Plaintiff - Appellant,
PRISON HEALTH SERVICES, INC.
Defendant - Appellee.
This appeal is taken from the district court's grant of summary judgment in favor of defendant. Plaintiff brought the underlying action alleging defendant discriminated against her in violation of the Americans With Disabilities Act (ADA), 42 U.S.C. § 12101-12213. See Williams v. Prison Health Servs. Inc., 159 F. Supp. 2d 1301 (D. Kan. 2001). We have jurisdiction, and we affirm.
We review the district court's grant of summary judgment de novo. See Munoz v. St. Mary-Corwin Hosp., 221 F.3d 1160, 1164 (10th Cir. 2000).
To defeat a motion for summary judgment, plaintiff was required to go beyond the pleadings and designate specific facts showing a genuine issue for trial. See Celotex Corp. v. Catrett, 477 U.S. 317, 324 (1986). By the very terms of Fed. R. Civ. P. 56(c), "the mere existence of some alleged factual dispute between the parties will not defeat an otherwise properly supported motion for summary judgment; the requirement is that there be no genuine issue of material fact." Anderson v. Liberty Lobby, Inc., 477 U.S. 242, 247-48 (1986). Thus, a party opposing summary judgment must do more than "simply show there is some metaphysical doubt as to the material facts." Matsushita Elec. Indus. Co. v. Zenith Radio Corp., 475 U.S. 574, 586 (1986).

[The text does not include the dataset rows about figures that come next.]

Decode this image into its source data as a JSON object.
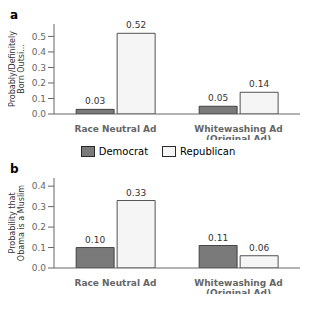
{
  "chart_data": [
    {
      "type": "bar",
      "title": "a",
      "y_label": "Probably/Definitely Born Outsi...",
      "categories": [
        "Race Neutral Ad",
        "Whitewashing Ad (Original Ad)"
      ],
      "series": [
        {
          "name": "Democrat",
          "color": "#7a7a7a",
          "values": [
            0.03,
            0.05
          ],
          "value_labels": [
            "0.03",
            "0.05"
          ]
        },
        {
          "name": "Republican",
          "color": "#f5f5f5",
          "values": [
            0.52,
            0.14
          ],
          "value_labels": [
            "0.52",
            "0.14"
          ]
        }
      ],
      "ylim": [
        0,
        0.58
      ],
      "yticks": [
        {
          "value": 0,
          "label": "0.0"
        },
        0.1,
        0.2,
        0.3,
        0.4,
        0.5
      ],
      "data_labels": true,
      "grid": false
    },
    {
      "type": "bar",
      "title": "b",
      "y_label": "Probability that Obama is a Muslim",
      "categories": [
        "Race Neutral Ad",
        "Whitewashing Ad (Original Ad)"
      ],
      "series": [
        {
          "name": "Democrat",
          "color": "#7a7a7a",
          "values": [
            0.1,
            0.11
          ],
          "value_labels": [
            "0.10",
            "0.11"
          ]
        },
        {
          "name": "Republican",
          "color": "#f5f5f5",
          "values": [
            0.33,
            0.06
          ],
          "value_labels": [
            "0.33",
            "0.06"
          ]
        }
      ],
      "ylim": [
        0,
        0.44
      ],
      "yticks": [
        {
          "value": 0,
          "label": "0.0"
        },
        0.1,
        0.2,
        0.3,
        0.4
      ],
      "data_labels": true,
      "grid": false
    }
  ]
}
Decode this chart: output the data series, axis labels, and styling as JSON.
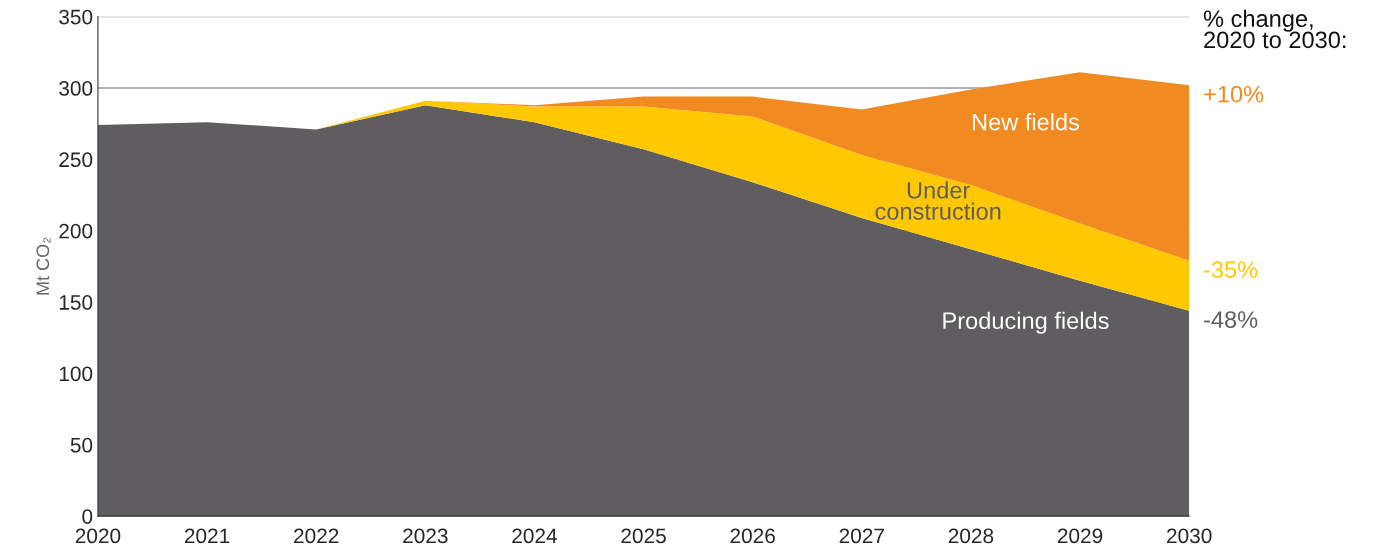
{
  "chart_data": {
    "type": "area",
    "stacked": true,
    "ylabel": "Mt CO₂",
    "x": [
      2020,
      2021,
      2022,
      2023,
      2024,
      2025,
      2026,
      2027,
      2028,
      2029,
      2030
    ],
    "series": [
      {
        "name": "Producing fields",
        "color": "#5f5d60",
        "values": [
          274,
          276,
          271,
          288,
          276,
          257,
          234,
          209,
          187,
          165,
          144
        ]
      },
      {
        "name": "Under\nconstruction",
        "color": "#ffc800",
        "values": [
          0,
          0,
          0,
          3,
          11,
          30,
          46,
          44,
          45,
          40,
          35
        ]
      },
      {
        "name": "New fields",
        "color": "#f18a21",
        "values": [
          0,
          0,
          0,
          0,
          1,
          7,
          14,
          32,
          67,
          106,
          123
        ]
      }
    ],
    "xlim": [
      2020,
      2030
    ],
    "xticks": [
      2020,
      2021,
      2022,
      2023,
      2024,
      2025,
      2026,
      2027,
      2028,
      2029,
      2030
    ],
    "ylim": [
      0,
      350
    ],
    "yticks": [
      0,
      50,
      100,
      150,
      200,
      250,
      300,
      350
    ],
    "grid": "y",
    "legend": false,
    "annotations": [
      "% change,\n2020 to 2030:",
      "+10%",
      "-35%",
      "-48%"
    ]
  }
}
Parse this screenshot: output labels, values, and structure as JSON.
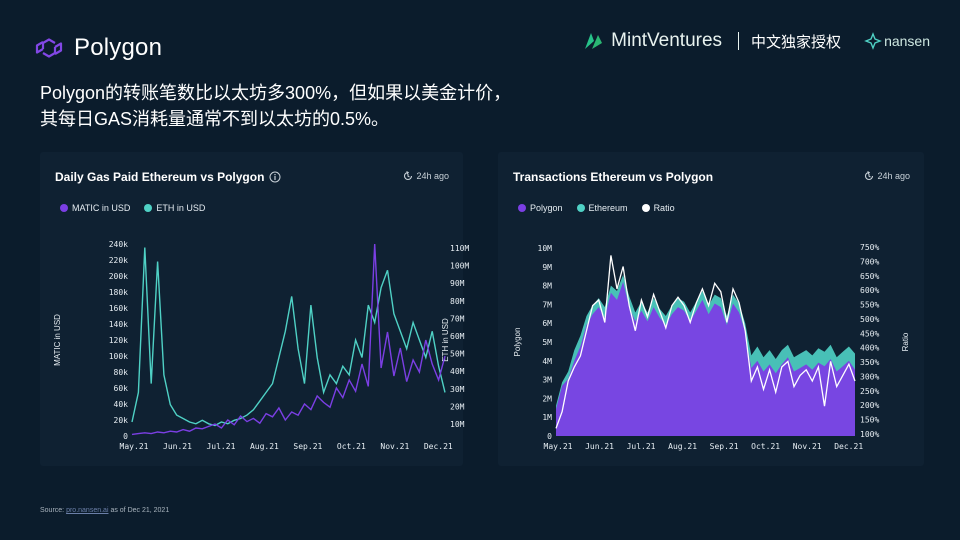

Plaintiff claims the district court erred in making a factual determination that she was responsible for the breakdown in the interactive process underlying her claim that defendant failed to reasonably accommodate her disability. In her brief, plaintiff states simply that summary judgment was inappropriate because "several issues of material fact exist." Aplt. Br. at 14. She does not elaborate on what those facts are, nor does she provide any record citation to support them. She further contends that the issue is whether defendant failed to accommodate her by "failing to act in good faith in engaging in the interactive process with [her] as [defendant] is required by the ADA." Aplt. Br. at 15. She argues, again without citation to the record, that she did not fail to provide medical information to defendant pertaining to her restrictions, id. at 16-17, and that did not allow her to return to work for nearly two months after defendant had received the physician's restrictions. Id. at 16. She does not, however, dispute the district court's determination that she was ultimately permitted to return to work or at a schedule with the specific accommodations she had requested. Williams, 159 F. Supp. 2d at 1307-08.
There is nothing in the record before this court to support plaintiff's claims that the district court erred. In fact, the appendix provided by plaintiff consists of only two documents: the district court's docket report and the decision granting summary judgment. The appellant is required to file an appendix sufficient for this court to consider and decide the issues on appeal. See 10th Cir. R. 30.1(A)(1). The contents outlined in 10th Cir. R. 10.3 (contents of record on appeal) apply equally to an appendix. The lack of a required record leaves us with no alternative but to affirm. See Morrison Knudsen Corp. v. Fireman's Fund Ins., 175 F.3d 1221, 1238 (10th Cir. 1999); see also Rios v. Bigler, 67 F.3d 1543, 1553 (10th Cir. 1995) ("It is not this court's burden to hunt down the pertinent materials. Rather, it is [p]laintiff's responsibility as the appellant to provide us with a proper record on appeal."); Scott v. Hern, 216 F.3d 897, 912 (10th Cir. 2000) ("Where the record is insufficient to permit review we must affirm.").
Entered for the Court
Senior Circuit Judge
*. This order and judgment is not binding precedent, except under the doctrines of law of the case, res judicata, and collateral estoppel. The court generally disfavors the citation of orders and judgments; nevertheless, an order and judgment may be cited under the terms and conditions of 10th Cir. R. 36.3.